Space to survive: Even wolves need room, new USU study finds

Published: Tuesday, May 13 2014 8:10 p.m. MDT

A new Utah State University study shows that wolves need space to raise their young lest they fight to the death to protect their turf. The study used 13 years worth of data collected from 280 radio-collared wolves in Yellowstone National Park.

Dan Stahler, National Park Service

LOGAN — Having your own space not only brings peace of mind, but it also correlates strongly to a greater chance of survival for wolf families at Yellowstone National Park.

A new study involving Logan's Utah State University and University of Oxford found wolves will fight to the death to protect their turf if they lack adequate space to raise their pups.

The aggressive behavior of families looking out for their own is not limited to wolves, or the wilds of nature, said researcher Dan MacNulty, a USU ecologist and assistant professor in the Department of Wildland Resources.

"These family groups of wolves that are competing with each other for space and resources. That is not unlike humans," he said. "It is well-demonstrated that chimpanzees will compete and war with each other over space and resources and certainly humans are known to do so, if in a more sophisticated way."

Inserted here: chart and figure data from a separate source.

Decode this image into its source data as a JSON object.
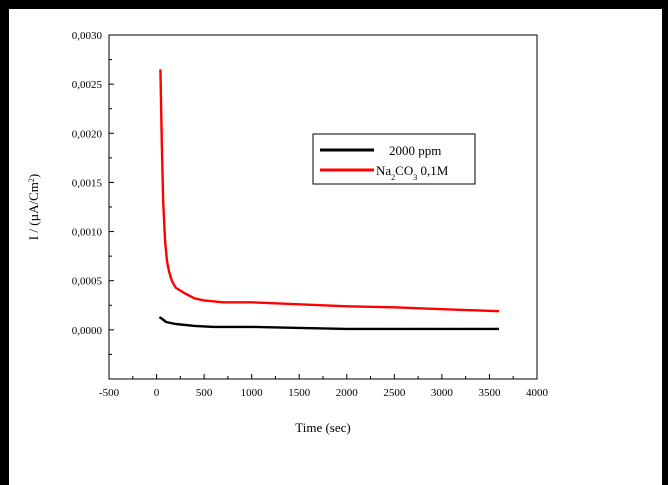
{
  "chart_data": {
    "type": "line",
    "xlabel": "Time (sec)",
    "ylabel": "I / (µA/Cm²)",
    "xlim": [
      -500,
      4000
    ],
    "ylim": [
      -0.0005,
      0.003
    ],
    "x_ticks": [
      "-500",
      "0",
      "500",
      "1000",
      "1500",
      "2000",
      "2500",
      "3000",
      "3500",
      "4000"
    ],
    "y_ticks": [
      "0,0000",
      "0,0005",
      "0,0010",
      "0,0015",
      "0,0020",
      "0,0025",
      "0,0030"
    ],
    "grid": false,
    "legend_position": "upper-right",
    "series": [
      {
        "name": "2000 ppm",
        "color": "#000000",
        "points": [
          [
            30,
            0.00013
          ],
          [
            60,
            0.00011
          ],
          [
            100,
            8e-05
          ],
          [
            150,
            7e-05
          ],
          [
            200,
            6e-05
          ],
          [
            300,
            5e-05
          ],
          [
            400,
            4e-05
          ],
          [
            600,
            3e-05
          ],
          [
            800,
            3e-05
          ],
          [
            1000,
            3e-05
          ],
          [
            1500,
            2e-05
          ],
          [
            2000,
            1e-05
          ],
          [
            2500,
            1e-05
          ],
          [
            3000,
            1e-05
          ],
          [
            3600,
            1e-05
          ]
        ]
      },
      {
        "name": "Na2CO3 0,1M",
        "color": "#ff0000",
        "points": [
          [
            40,
            0.00265
          ],
          [
            55,
            0.0019
          ],
          [
            70,
            0.0013
          ],
          [
            90,
            0.0009
          ],
          [
            110,
            0.0007
          ],
          [
            130,
            0.0006
          ],
          [
            160,
            0.0005
          ],
          [
            200,
            0.00043
          ],
          [
            300,
            0.00037
          ],
          [
            400,
            0.00032
          ],
          [
            500,
            0.0003
          ],
          [
            700,
            0.00028
          ],
          [
            1000,
            0.00028
          ],
          [
            1500,
            0.00026
          ],
          [
            2000,
            0.00024
          ],
          [
            2500,
            0.00023
          ],
          [
            3000,
            0.00021
          ],
          [
            3600,
            0.00019
          ]
        ]
      }
    ]
  },
  "legend_labels": {
    "l1": "2000 ppm",
    "l2_prefix": "Na",
    "l2_sub1": "2",
    "l2_mid": "CO",
    "l2_sub2": "3",
    "l2_suffix": " 0,1M"
  },
  "ylabel_parts": {
    "main": "I / (µA/Cm",
    "sup": "2",
    "close": ")"
  }
}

The study, published in the online issue of the Journal of Animal Ecology in the British Ecological Society, followed 280 collared wolves in northern Yellowstone for 13 years.

"This study produced a generally novel result because the conventional thinking is that large carnivores are limited by the abundance of prey in a given area," MacNulty said. "But what these wolves are ultimately limited by is the amount of space they have to raise their pups in safety."

Wolves killing wolves is their No. 1 cause of death in Yellowstone and MacNulty said the research showed that adult survival rates dropped below 70 percent if there were greater than 65 wolves per 1,000 square kilometers.

These key observations in wolf infanticide may provide helpful lessons for management of wolf populations because of the insights they deliver, he said.

"For those concerned about wolf populations, even when you have super abundant prey like in Yellowstone, there are limits to wolf population growth. There is an intrinsic limit to the number of wolves that occupy a given space," MacNulty said, adding that because rival packs will attack and kill rival wolf pups, their numbers are self-limiting.

"What this paper does say is, though there is this notion that wolves will increase like a locust without any sort of natural limit, that idea is not supported by the data," he said.

MacNulty, who has been studying the wolves at Yellowstone for 19 years, said the rivalry among wolf families ramps up despite ample food when they are packed in too closely to one another.

"One of the things everyone needs to realize is that these wolf packs are not random collections of individuals," he said. "They are packs led by parents, with the offspring of the current year and preceeding years, often with aunts and uncles who are related to the breeding male and females. … More wolves meant more fighting and killing. As a result, survival rates declined as wolf density increased.”